Fatjon Tafaj

Personal information
- Full name: Fatjon Tafaj
- Date of birth: 19 March 1982 (age 43)
- Place of birth: Tirana, PSR Albania
- Height: 1.83 m (6 ft 0 in)
- Position: Centre-back

Team information
- Current team: Albania U17

Youth career
- 1999–2001: Partizani Tirana

Senior career*
- Years: Team / Apps / (Gls)
- 2000–2004: Partizani / 16 / (0)
- 2001–2002: → Elbasani (loan)
- 2003–2004: → Lushnja (loan)
- 2004–2006: Shkumbini / 64 / (1)
- 2006–2009: Partizani / 74 / (1)
- 2009–2013: Kamza / 59 / (1)
- 2010–2011: → Laçi (loan) / 0 / (0)
- 2013: Partizani / 13 / (0)
- 2013: Dinamo Tirana / 8 / (0)
- 2014: Kamza / 16 / (0)
- Total:  / 250+ / (3+)

International career
- 2000: Albania U18 / 3 / (0)
- 2002: Albania U21 / 1 / (0)

Managerial career
- 2016–2019: Kukësi (co-assistant)
- 2019–2021: Shkëndija (co-assistant)
- 2022–2023: Partizani (co-assistant)
- 2023–2025: Dinamo City (co-assistant)
- 2025: Kukësi
- 2025–: Albania U17

= Fatjon Tafaj =

Albanian footballer and coach

Fatjon Tafaj (born 19 March 1982) is an Albanian football coach and former player, who is currently the head coach of Albania U17.

==Club career==
In December 2012, Tafaj agreed personal terms and made a second return at his boyhood club Partizani Tirana, now in Albanian First Division, by signing until the end of the season. He started the second part of 2012–13 season by playing full-90 minutes in a 2–1 win at Butrinti Sarandë.
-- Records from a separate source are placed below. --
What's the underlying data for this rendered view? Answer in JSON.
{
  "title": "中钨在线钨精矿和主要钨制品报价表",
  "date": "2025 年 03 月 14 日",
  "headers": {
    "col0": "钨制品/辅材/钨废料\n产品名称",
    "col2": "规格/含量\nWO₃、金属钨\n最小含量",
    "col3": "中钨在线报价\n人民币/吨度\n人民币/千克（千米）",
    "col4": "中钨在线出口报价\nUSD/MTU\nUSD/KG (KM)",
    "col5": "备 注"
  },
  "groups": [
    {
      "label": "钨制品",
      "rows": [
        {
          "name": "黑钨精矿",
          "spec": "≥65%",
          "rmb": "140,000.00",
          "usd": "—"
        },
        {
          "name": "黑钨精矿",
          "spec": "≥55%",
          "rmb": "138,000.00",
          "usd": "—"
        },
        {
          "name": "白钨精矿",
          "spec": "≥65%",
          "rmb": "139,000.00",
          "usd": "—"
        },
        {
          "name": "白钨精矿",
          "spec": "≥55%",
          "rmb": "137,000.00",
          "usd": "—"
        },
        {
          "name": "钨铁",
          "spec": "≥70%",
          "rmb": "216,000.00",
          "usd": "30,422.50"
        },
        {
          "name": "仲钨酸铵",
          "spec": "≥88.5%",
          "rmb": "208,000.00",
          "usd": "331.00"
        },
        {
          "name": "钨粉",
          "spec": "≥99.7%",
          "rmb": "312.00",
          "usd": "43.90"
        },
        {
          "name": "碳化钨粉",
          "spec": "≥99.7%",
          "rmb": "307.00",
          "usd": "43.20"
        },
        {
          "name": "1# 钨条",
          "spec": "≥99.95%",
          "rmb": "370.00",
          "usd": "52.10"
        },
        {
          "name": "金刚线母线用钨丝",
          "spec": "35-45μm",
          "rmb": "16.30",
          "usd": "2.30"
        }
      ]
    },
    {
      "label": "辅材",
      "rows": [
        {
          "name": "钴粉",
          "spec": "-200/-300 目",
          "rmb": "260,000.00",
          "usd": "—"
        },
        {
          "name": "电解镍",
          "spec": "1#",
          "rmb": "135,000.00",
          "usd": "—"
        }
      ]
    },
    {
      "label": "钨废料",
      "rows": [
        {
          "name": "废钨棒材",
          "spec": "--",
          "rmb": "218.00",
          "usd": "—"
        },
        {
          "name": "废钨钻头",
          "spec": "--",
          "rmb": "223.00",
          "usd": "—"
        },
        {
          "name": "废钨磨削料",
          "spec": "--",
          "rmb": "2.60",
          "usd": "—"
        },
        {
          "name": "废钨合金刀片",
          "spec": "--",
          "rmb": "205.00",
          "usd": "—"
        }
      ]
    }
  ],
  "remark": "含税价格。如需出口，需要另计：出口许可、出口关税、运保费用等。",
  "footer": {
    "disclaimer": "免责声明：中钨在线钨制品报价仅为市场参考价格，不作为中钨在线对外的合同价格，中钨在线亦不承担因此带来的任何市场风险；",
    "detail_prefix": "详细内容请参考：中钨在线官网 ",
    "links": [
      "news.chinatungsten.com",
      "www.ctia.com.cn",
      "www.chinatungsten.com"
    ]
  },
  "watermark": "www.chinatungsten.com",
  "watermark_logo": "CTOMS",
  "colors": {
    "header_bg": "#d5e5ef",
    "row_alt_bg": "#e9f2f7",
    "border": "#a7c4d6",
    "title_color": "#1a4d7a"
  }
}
On 13 August 2013, Tafaj joined fellow capital side Dinamo Tirana on a one-year contract. He made his official debut later that month by starting in the 3–2 away loss to Veleçiku Koplik in the opening week of 2013–14 Albanian First Division.

In January 2014, Tafaj returned to Kamza as a player-coach.

==International career==
Tafaj has been a former member of Albania youth side, playing three matches for under-18 squad in 2000 and one match for under-21 in 2002.

==Managerial career==
On 31 July 2016, Tafaj was named as assistant coach of Ernest Gjoka at Kukësi.